Nadia M Davidson; Ian J Majewski; Alicia Oshlack

doi:10.1186/s13073-015-0167-x

JAFFA: High sensitivity transcriptome-focused fusion gene detection

Genome Med. 2015 May 11;7(1):43. doi: 10.1186/s13073-015-0167-x. eCollection 2015.

Authors

Nadia M Davidson¹, Ian J Majewski², Alicia Oshlack³

Affiliations

¹ Murdoch Childrens Research Institute, Royal Children's Hospital, Flemington Road, Parkville, Victoria 3052 Australia.
² Division of Cancer and Haematology, The Walter and Eliza Hall Institute, 1G Royal Parade, Parkville, Victoria 3052 Australia ; Department of Medical Biology, The University of Melbourne, Parkville, Victoria 3010 Australia.
³ Murdoch Childrens Research Institute, Royal Children's Hospital, Flemington Road, Parkville, Victoria 3052 Australia ; Department of Genetics, The University of Melbourne, Parkville, Victoria 3010 Australia.

Abstract

Genomic instability is a hallmark of cancer and, as such, structural alterations and fusion genes are common events in the cancer landscape.

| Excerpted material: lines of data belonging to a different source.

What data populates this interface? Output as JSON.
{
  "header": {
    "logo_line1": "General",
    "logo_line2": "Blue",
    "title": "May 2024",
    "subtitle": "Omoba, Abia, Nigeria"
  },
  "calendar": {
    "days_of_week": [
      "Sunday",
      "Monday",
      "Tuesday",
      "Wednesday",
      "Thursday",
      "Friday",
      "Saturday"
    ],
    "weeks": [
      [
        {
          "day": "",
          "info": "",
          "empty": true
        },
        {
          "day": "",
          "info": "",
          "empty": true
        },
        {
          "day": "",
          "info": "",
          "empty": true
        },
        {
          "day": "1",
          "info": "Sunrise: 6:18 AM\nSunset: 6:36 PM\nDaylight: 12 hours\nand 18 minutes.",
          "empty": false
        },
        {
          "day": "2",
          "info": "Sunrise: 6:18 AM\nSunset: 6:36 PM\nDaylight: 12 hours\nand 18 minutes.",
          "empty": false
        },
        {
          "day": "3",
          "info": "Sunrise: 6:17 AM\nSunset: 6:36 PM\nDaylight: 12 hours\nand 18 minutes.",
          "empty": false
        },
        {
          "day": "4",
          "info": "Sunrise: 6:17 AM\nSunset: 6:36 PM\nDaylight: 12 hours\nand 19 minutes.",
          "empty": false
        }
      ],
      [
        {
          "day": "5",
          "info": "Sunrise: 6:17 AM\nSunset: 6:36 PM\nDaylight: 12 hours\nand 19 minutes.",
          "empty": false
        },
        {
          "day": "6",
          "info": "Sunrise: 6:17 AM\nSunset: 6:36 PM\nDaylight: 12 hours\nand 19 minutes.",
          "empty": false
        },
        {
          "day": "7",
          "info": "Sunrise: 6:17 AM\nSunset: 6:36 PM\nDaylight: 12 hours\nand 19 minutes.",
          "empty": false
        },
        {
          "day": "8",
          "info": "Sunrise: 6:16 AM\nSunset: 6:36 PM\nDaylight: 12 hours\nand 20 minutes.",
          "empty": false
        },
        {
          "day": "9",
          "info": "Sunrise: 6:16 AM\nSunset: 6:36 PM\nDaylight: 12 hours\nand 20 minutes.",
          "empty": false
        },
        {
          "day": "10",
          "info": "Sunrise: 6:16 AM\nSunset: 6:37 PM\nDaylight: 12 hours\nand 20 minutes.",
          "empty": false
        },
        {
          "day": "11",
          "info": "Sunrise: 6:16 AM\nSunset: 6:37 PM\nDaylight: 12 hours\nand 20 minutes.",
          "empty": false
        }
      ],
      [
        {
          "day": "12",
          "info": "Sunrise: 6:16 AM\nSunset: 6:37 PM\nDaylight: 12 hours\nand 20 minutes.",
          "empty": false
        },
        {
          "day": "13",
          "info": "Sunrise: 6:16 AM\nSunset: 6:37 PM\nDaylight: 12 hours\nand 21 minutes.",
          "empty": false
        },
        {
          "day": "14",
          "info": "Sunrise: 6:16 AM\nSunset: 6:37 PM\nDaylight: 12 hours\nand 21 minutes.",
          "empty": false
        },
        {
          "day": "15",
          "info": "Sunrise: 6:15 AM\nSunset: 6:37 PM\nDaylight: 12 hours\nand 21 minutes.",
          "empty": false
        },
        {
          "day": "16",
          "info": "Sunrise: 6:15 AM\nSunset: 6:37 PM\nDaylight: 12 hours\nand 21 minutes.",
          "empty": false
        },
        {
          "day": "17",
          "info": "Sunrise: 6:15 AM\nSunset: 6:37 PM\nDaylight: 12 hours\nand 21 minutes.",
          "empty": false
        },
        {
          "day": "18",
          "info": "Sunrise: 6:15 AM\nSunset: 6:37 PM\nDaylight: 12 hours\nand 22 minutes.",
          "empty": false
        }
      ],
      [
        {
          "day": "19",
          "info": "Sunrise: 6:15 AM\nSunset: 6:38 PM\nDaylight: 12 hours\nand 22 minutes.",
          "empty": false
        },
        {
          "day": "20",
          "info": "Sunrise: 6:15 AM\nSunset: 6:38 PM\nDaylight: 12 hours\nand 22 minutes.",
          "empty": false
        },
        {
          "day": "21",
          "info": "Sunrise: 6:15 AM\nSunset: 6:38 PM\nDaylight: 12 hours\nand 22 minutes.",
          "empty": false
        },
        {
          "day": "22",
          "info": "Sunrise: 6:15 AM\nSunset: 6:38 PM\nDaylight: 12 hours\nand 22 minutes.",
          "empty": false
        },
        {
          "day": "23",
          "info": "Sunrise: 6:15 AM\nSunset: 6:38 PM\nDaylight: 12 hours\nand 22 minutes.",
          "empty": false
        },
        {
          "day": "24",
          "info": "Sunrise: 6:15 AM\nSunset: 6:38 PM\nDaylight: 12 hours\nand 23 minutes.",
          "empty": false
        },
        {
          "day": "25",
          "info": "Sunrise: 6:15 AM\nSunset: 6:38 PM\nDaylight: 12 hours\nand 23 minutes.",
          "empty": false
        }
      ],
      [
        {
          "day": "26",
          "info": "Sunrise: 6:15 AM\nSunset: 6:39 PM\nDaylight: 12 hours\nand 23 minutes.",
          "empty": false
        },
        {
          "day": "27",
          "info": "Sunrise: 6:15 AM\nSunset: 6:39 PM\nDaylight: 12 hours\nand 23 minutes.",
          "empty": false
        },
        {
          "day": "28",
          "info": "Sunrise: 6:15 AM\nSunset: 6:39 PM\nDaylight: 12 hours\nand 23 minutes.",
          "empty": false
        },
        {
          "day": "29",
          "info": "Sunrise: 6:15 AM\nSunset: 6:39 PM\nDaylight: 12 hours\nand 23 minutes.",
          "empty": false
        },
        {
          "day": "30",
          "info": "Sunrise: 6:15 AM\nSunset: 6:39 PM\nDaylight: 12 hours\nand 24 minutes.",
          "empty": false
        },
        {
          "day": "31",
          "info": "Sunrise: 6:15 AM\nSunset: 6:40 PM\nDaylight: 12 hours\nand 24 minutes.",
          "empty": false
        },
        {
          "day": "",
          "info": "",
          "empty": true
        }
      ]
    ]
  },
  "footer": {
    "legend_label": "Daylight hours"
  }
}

RNA sequencing (RNA-Seq) is a powerful method for profiling cancers, but current methods for identifying fusion genes are optimised for short reads. JAFFA (https://github.com/Oshlack/JAFFA/wiki) is a sensitive fusion detection method that outperforms other methods with reads of 100 bp or greater. JAFFA compares a cancer transcriptome to the reference transcriptome, rather than the genome, where the cancer transcriptome is inferred using long reads directly or by de novo assembling short reads.